Menteri Nusron menjelaskan, per minggu kedua April 2025, capaian pendaftaran tanah sejumlah 121,64 juta bidang tanah (94,4 persen) terdaftar dari target 126 juta bidang tanah.

Baca Juga:  Kementerian ATR/BPN Raih Opini WTP 12 Kali Berturut-turut, Menteri AHY Apresiasi Kinerja Seluruh Jajaran

“Kementerian ATR/BPN juga tengah memprioritaskan pendaftaran tanah wakaf dan rumah ibadah sebagai bagian dari pendaftaran tanah. Saat ini sertipikat yang telah terbit sebanyak 267.994 bidang tanah wakaf dan 8.226 bidang rumah ibadah,” kata Menteri ATR/Kepala BPN.

Meski saat ini efisiensi, Kementerian ATR/BPN terus berupaya menjalankan program-program strategis.

Pada triwulan I ini, Kementerian ATR/BPN juga berhasil melaksanakan Kick-Off program Integrated Land Administration and Spatial Planning Project (ILASP) bersama Bank Dunia.

Program ILASP ini bertujuan memperkuat penataan ruang yang berbasis iklim, keamanan pemilikan tanah, dan administrasi pertanahan.

“Kementerian yang terkait selain Kementerian ATR/BPN adalah Kementerian Dalam Negeri dan Badan Informasi Geospasial. Pekerjaan ini berlaku selama lima tahun dengan loan sebesar 653 juta USD. Program ini meliputi percepatan penataan ruang yang responsif terhadap perubahan iklim, yaitu penyusunan Rencana Detail Tata Ruang (RDTR) seluruh Indonesia. Penguatan hak atas tanah dan pengelolaan lansekap, salah satunya sosialisasi pendaftaran tanah ulayat. Percepatan program Pendaftaran Tanah Sistematis Lengkap (PTSL). Pengukuran batas-batas wilayah hutan, transmigrasi dan Area Penggunaan Lainnya (APL) supaya tidak tumpang tindih di kemudian hari,” jelas Menteri Nusron.

Baca Juga:  Tanam Bawang Usai Tanam Patok, Menteri AHY: Mari Berkontribusi terhadap Ketahanan Pangan

Apresiasi

Ketua Komisi II DPR RI, Rifqinizamy Karsayuda, mengapresiasi kinerja dari Kementerian ATR/BPN di triwulan I tahun 2025 ini.

“Kami tentu mengapresiasi kerja positif Kementerian ATR/BPN dalam pertanahan dan tata ruang di tengah perhatian publik kepada sektor pertanahan dan tata ruang.
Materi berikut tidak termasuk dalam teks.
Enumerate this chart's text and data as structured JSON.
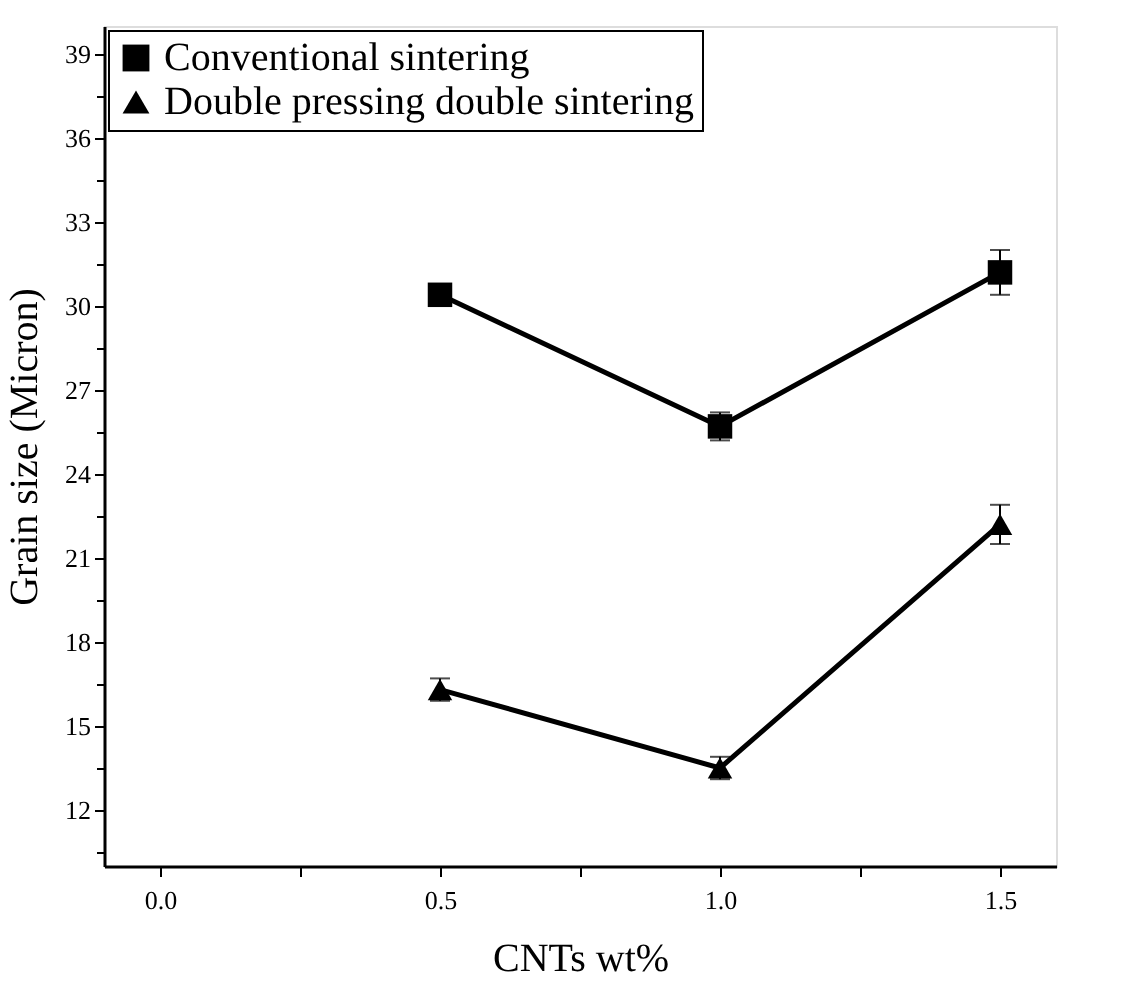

Paling banyak yang disoroti terkait kepemilikan sertipikat hak guna bangunan (SHGB) di atas laut yang telah di-handle dengan baik oleh Menteri Nusron,” jelasnya.

Ketua Komisi II DPR RI dalam sambutannya juga mengatakan bahwa Komisi II DPR RI telah menyaksikan jalannya program strategis Kementerian ATR/BPN, baik selama 100 hari kerja maupun dalam capaian lima tahun.

Baca Juga:  Kementerian ATR/BPN Terima Delegasi Nepal untuk Learning Exchange dalam Modernisasi Sektor Administrasi Pertanahan

Ia pun melihat bagaimana Kementerian ATR/BPN senantiasa memastikan bagaimana langkah penegakan hukum dalam legalitas hak atas tanah.

“Seperti halnya bagaimana kita memastikan atas banyak sekali kebun sawit di Indonesia. Seperti yang disampaikan menteri pada Rapat Dengar Pendapat (RDP) terakhir, ada lebih kurang 194 badan hukum yang selama ini status legalitasnya ternyata belum memiliki HGU. Selain itu, berbagai pengaduan yang masuk ke Komisi II terkait pertanahan juga tengah dianalisa dengan baik dan sudah bisa dipublikasi bagaimana proses penanganannya,” jelas Ketua Komisi II DPR RI.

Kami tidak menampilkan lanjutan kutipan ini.